I spoke with Dr. Jay Pasricha, the director of the Hopkins Center for Neurogastroenterology, about the brain-gut connection. His research focuses on the enteric nervous system, which is located in the gastrointestinal tract and contains more than 100 million nerve cells. Since the brain and the gut have the same neurotransmitters, people with gut diseases, especially irritable bowel syndrome, often experience anxiety and depression at higher rates.
“If you look at prevalence rates of anxiety and depression with irritable bowel syndrome, it’s about 50 to 60 percent or higher, even with colitis and inflammatory bowel disease,” he said.
Pasricha explained that for many people, anxiety can manifest as a butterflies in the stomach feeling or as a need to go to the bathroom when they’re nervous. But symptoms of anxiety in the form of gut problems are not necessarily the product of mental health issues. Sometimes, mental health problems can arise from gut diseases.
“If you talk to most gastroenterologists, they think of this as a top-down problem: You know, you’re anxious or stressed and that gives rise to bowel symptoms,” he said. “The bottom line is it’s not all in your head. What’s happening in your head can actually start in your gut and vice versa.”
I wanted to better understand how I could use science to improve my own health so I contacted Calliope Holingue, a Ph.D candidate at the Bloomberg School of Public Health. She teaches the SOUL course Mental Health and the Gut (it’s also offered over Intersession) and researches the intersection between physical and mental health.

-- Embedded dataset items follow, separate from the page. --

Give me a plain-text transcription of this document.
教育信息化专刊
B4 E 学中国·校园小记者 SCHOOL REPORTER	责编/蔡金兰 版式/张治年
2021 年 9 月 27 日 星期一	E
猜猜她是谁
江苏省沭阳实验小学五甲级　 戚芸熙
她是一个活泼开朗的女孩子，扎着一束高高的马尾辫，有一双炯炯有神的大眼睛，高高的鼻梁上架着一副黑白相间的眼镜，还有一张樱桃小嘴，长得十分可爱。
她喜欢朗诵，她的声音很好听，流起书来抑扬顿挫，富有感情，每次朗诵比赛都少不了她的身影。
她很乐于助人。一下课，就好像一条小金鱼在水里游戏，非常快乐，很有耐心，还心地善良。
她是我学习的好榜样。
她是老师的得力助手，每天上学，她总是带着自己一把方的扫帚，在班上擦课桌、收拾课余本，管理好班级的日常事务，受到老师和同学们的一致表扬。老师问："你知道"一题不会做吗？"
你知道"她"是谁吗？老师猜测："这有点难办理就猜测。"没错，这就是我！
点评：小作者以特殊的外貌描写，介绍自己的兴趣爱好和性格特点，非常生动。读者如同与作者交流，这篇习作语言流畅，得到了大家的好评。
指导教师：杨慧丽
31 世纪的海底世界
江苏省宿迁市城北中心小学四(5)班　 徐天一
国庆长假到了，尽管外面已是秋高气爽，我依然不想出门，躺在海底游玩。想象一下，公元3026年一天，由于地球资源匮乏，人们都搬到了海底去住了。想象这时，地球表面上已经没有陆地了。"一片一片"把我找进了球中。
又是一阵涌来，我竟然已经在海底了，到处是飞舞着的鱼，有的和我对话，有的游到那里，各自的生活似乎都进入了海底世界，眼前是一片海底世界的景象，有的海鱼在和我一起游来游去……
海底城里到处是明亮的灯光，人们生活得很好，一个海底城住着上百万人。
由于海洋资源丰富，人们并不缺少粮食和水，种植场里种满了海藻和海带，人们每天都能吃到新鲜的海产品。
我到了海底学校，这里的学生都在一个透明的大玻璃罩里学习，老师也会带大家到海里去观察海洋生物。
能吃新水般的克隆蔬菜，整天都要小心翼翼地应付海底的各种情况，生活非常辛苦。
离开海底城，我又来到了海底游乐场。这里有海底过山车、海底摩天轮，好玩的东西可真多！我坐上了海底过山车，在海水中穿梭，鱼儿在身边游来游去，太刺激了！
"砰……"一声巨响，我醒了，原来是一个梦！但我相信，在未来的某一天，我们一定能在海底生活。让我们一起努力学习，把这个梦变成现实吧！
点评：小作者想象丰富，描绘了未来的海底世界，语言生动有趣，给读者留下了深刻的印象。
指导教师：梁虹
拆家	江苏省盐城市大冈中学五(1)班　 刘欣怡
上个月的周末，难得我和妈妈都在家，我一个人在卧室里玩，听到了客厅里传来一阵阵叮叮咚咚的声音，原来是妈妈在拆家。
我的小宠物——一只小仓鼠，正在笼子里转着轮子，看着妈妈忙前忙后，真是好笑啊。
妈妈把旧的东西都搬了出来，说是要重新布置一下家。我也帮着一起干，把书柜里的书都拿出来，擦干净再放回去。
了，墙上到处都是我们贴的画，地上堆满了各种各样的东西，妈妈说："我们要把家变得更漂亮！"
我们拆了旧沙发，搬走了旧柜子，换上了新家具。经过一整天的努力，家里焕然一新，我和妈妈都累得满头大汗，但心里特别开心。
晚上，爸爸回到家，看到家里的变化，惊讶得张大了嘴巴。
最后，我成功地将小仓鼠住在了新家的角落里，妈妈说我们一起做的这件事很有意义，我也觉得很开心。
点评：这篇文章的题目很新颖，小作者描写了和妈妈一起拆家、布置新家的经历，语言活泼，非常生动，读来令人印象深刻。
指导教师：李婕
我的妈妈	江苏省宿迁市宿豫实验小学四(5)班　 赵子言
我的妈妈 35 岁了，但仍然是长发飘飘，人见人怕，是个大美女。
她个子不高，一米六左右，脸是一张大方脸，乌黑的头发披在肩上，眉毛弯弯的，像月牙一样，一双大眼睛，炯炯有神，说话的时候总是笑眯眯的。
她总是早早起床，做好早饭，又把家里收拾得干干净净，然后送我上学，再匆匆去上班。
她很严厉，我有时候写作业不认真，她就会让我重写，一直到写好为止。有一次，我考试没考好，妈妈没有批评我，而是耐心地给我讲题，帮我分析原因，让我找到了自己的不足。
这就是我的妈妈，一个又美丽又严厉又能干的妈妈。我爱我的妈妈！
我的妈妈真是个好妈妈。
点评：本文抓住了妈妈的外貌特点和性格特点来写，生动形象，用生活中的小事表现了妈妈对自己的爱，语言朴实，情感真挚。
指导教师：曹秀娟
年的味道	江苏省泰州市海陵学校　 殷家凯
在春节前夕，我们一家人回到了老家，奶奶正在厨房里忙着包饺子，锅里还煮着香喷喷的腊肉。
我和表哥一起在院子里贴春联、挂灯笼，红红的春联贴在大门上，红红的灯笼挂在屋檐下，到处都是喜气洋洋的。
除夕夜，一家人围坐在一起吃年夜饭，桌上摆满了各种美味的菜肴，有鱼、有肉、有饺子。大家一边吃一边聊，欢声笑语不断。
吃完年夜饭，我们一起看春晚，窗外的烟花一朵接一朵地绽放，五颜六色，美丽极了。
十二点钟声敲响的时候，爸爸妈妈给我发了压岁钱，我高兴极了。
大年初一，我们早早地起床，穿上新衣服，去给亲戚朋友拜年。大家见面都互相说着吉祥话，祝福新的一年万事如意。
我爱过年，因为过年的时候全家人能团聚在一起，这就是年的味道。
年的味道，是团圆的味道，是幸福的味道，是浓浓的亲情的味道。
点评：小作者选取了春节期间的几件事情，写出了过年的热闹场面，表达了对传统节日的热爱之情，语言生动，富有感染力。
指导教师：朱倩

“One of the reasons I got into the field is that I also had both of those issues. It motivated me to understand that connection better,” she said.
Holingue explained that scientists have been trying to learn more about how the gut and brain influence each other since there is an obvious connection.
“We know that having a mental health issue creates stress in the body and leads to poorer physical health. For example, people with depression are less likely to have good hygiene, a healthy diet and exercise,” she said. “When people have more physical issues, like pain, they tend to develop more mental health issues.”
Holingue also told me that having a healthy diet is one of the best ways to help one’s mental and physical health.
“The diet is arguably the factor that affects our gut health the most, and it’s the one we have the most influence over. A well-balanced diet with lots of different fruits and vegetables — those things will help us have a more diverse gut microbiota ecosystem,” she said. “It becomes a real challenge to find a diet that doesn’t exacerbate symptoms but also doesn’t create this unhealthy gut microbiome that is lacking in diversity.”
Understanding my own body has helped me immensely over the last month. There is no cure for colitis. There is also no cure for anxiety. They will be with me, to a greater or lesser degree, for the rest of my life. But, thanks to discoveries in science and medicine, perhaps people living with chronic gut diseases or mental illness can arm themselves with better tools so that they can live fuller lives.